I’ve been using this project at home for a couple of weeks and have found it useful but frustrating in a couple of areas that I will probably be working on to handle. Below is an inventory of pros and cons of my experience with the agent.
Pros
- The camera image scene evaluation could be very useful and versatile since you possibly can query for nearly anything and never need to worry having the fitting classifier as you’ll for a conventional ML approach.
- Automations are very easy to setup and will be quite complex. Its mind blowing how good the first LLM is at generating HA-compliant YAML.
- Latency usually is sort of acceptable.
- Its very easy so as to add additional LLM tools and graph states with LangChain and LangGraph.
Cons
- The camera image evaluation seems less accurate than traditional ML approaches. For instance, detecting packages which can be partially obscured could be very difficult for the model to handle.

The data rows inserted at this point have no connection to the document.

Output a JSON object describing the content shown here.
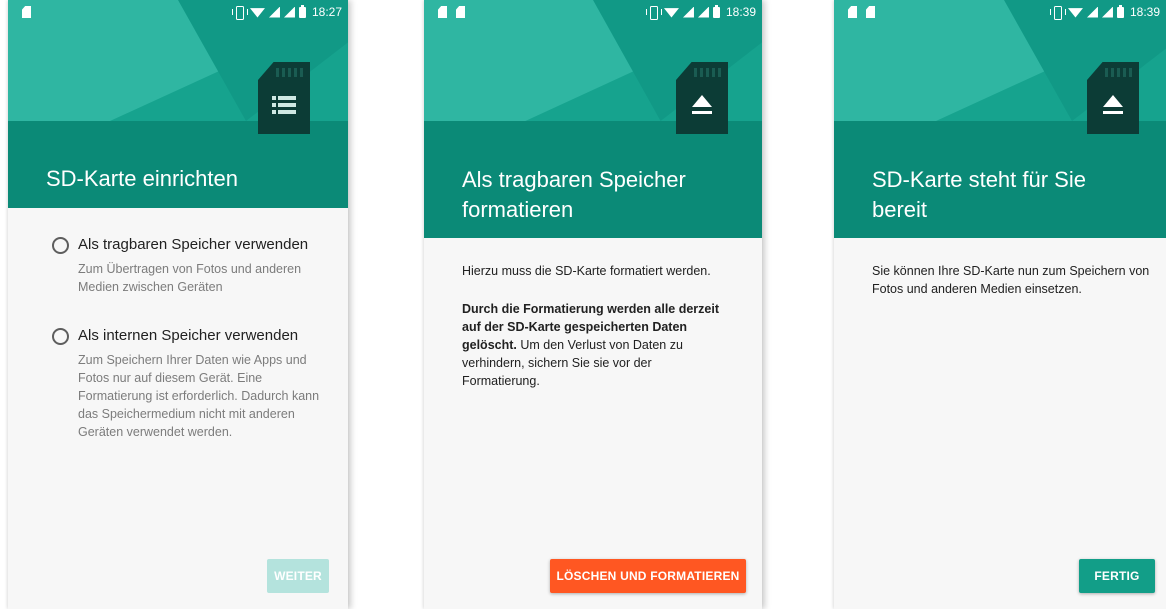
{
  "screens": [
    {
      "status_time": "18:27",
      "title": "SD-Karte einrichten",
      "options": [
        {
          "label": "Als tragbaren Speicher verwenden",
          "description": "Zum Übertragen von Fotos und anderen Medien zwischen Geräten"
        },
        {
          "label": "Als internen Speicher verwenden",
          "description": "Zum Speichern Ihrer Daten wie Apps und Fotos nur auf diesem Gerät. Eine Formatierung ist erforderlich. Dadurch kann das Speichermedium nicht mit anderen Geräten verwendet werden."
        }
      ],
      "button_label": "WEITER"
    },
    {
      "status_time": "18:39",
      "title_line1": "Als tragbaren Speicher",
      "title_line2": "formatieren",
      "text_intro": "Hierzu muss die SD-Karte formatiert werden.",
      "warning_bold": "Durch die Formatierung werden alle derzeit auf der SD-Karte gespeicherten Daten gelöscht.",
      "warning_rest": " Um den Verlust von Daten zu verhindern, sichern Sie sie vor der Formatierung.",
      "button_label": "LÖSCHEN UND FORMATIEREN"
    },
    {
      "status_time": "18:39",
      "title_line1": "SD-Karte steht für Sie",
      "title_line2": "bereit",
      "text": "Sie können Ihre SD-Karte nun zum Speichern von Fotos und anderen Medien einsetzen.",
      "button_label": "FERTIG"
    }
  ],
  "colors": {
    "header_dark": "#0b8a77",
    "header_light": "#2fb6a2",
    "button_disabled": "#b4e3dd",
    "button_danger": "#ff5722",
    "button_primary": "#129e88"
  },
  "icons": [
    "sd-card-icon",
    "storage-list-icon",
    "eject-icon",
    "vibrate-icon",
    "wifi-icon",
    "signal-icon",
    "battery-icon"
  ]
}
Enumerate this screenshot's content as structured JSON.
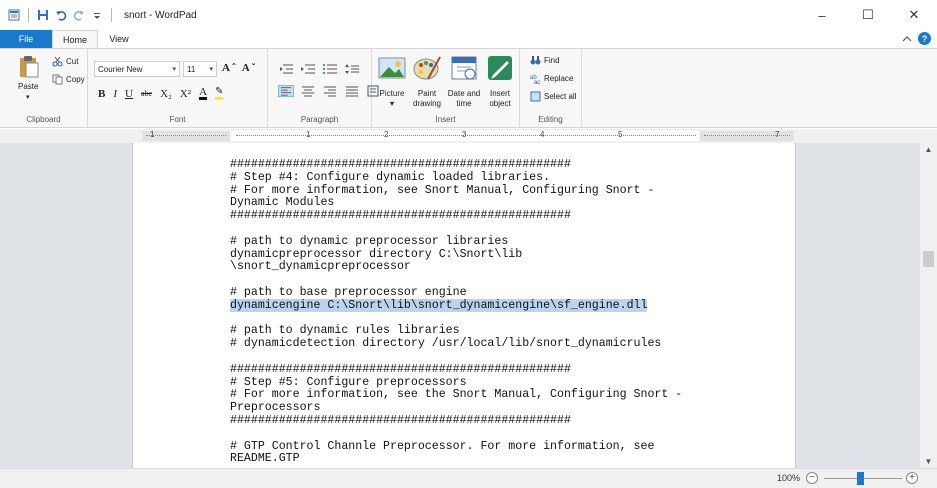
{
  "window": {
    "title": "snort - WordPad",
    "title_sep": "|",
    "controls": {
      "minimize": "–",
      "maximize": "☐",
      "close": "✕"
    }
  },
  "quick_access": {
    "icons": [
      "wordpad-icon",
      "save-icon",
      "undo-icon",
      "redo-icon",
      "customize-qat-icon"
    ]
  },
  "tabs": {
    "file": "File",
    "home": "Home",
    "view": "View"
  },
  "ribbon": {
    "clipboard": {
      "label": "Clipboard",
      "paste": "Paste",
      "cut": "Cut",
      "copy": "Copy"
    },
    "font": {
      "label": "Font",
      "family": "Courier New",
      "size": "11",
      "grow_shrink": "Aˆ Aˇ",
      "bold": "B",
      "italic": "I",
      "underline": "U",
      "strike": "abc",
      "subscript": "X₂",
      "superscript": "X²",
      "color": "A",
      "highlight": "✎"
    },
    "paragraph": {
      "label": "Paragraph"
    },
    "insert": {
      "label": "Insert",
      "picture": "Picture",
      "paint_1": "Paint",
      "paint_2": "drawing",
      "datetime_1": "Date and",
      "datetime_2": "time",
      "object_1": "Insert",
      "object_2": "object"
    },
    "editing": {
      "label": "Editing",
      "find": "Find",
      "replace": "Replace",
      "select_all": "Select all"
    }
  },
  "ruler": {
    "numbers": [
      "1",
      "1",
      "2",
      "3",
      "4",
      "5",
      "7"
    ]
  },
  "document": {
    "lines": [
      "#################################################",
      "# Step #4: Configure dynamic loaded libraries.",
      "# For more information, see Snort Manual, Configuring Snort -",
      "Dynamic Modules",
      "#################################################",
      "",
      "# path to dynamic preprocessor libraries",
      "dynamicpreprocessor directory C:\\Snort\\lib",
      "\\snort_dynamicpreprocessor",
      "",
      "# path to base preprocessor engine",
      "dynamicengine C:\\Snort\\lib\\snort_dynamicengine\\sf_engine.dll",
      "",
      "# path to dynamic rules libraries",
      "# dynamicdetection directory /usr/local/lib/snort_dynamicrules",
      "",
      "#################################################",
      "# Step #5: Configure preprocessors",
      "# For more information, see the Snort Manual, Configuring Snort -",
      "Preprocessors",
      "#################################################",
      "",
      "# GTP Control Channle Preprocessor. For more information, see",
      "README.GTP"
    ],
    "selected_line": "dynamicengine C:\\Snort\\lib\\snort_dynamicengine\\sf_engine.dll"
  },
  "status": {
    "zoom": "100%",
    "zoom_level_percent": 100,
    "zoom_minus": "−",
    "zoom_plus": "+"
  },
  "colors": {
    "accent": "#1979ca",
    "selection": "#b9d4ee",
    "workspace": "#dfe3e8"
  }
}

- The first model clould costs are high. Running a single package detector once every 30 mins costs about $2.50 per day.
- Using structured model outputs for the helper LLMs, which might make downstream LLM processing easier, considerably reduces accuracy.
- The agent must be more proactive. Adding a planning step to the agent graph will hopefully address this.
Listed below are a couple of examples of what you possibly can do with the home-generative-agent (HGA) integration as illustrated by screenshots of the Assist dialog taken by me during interactions with my HA installation.
- Create an automation that runs periodically.
The snippet below shows that the agent is fluent in YAML based on what it generated and registered as an HA automation.
alias: Check Litter Box Waste Drawer
triggers:
- minutes: /30
trigger: time_pattern
conditions:
- condition: numeric_state
entity_id: sensor.litter_robot_4_waste_drawer
above: 90
actions:
- data:
message: The Litter Box waste drawer is greater than 90% full!
motion: notify.notify
- Check multiple cameras (video by the creator).
https://github.com/user-attachments/assets/230baae5-8702-4375-a3f0-ffa981ee66a3
- Summarize the house state (video by the creator).
https://github.com/user-attachments/assets/96f834a8-58cc-4bd9-a899-4604c1103a98
- Long-term memory with semantic search.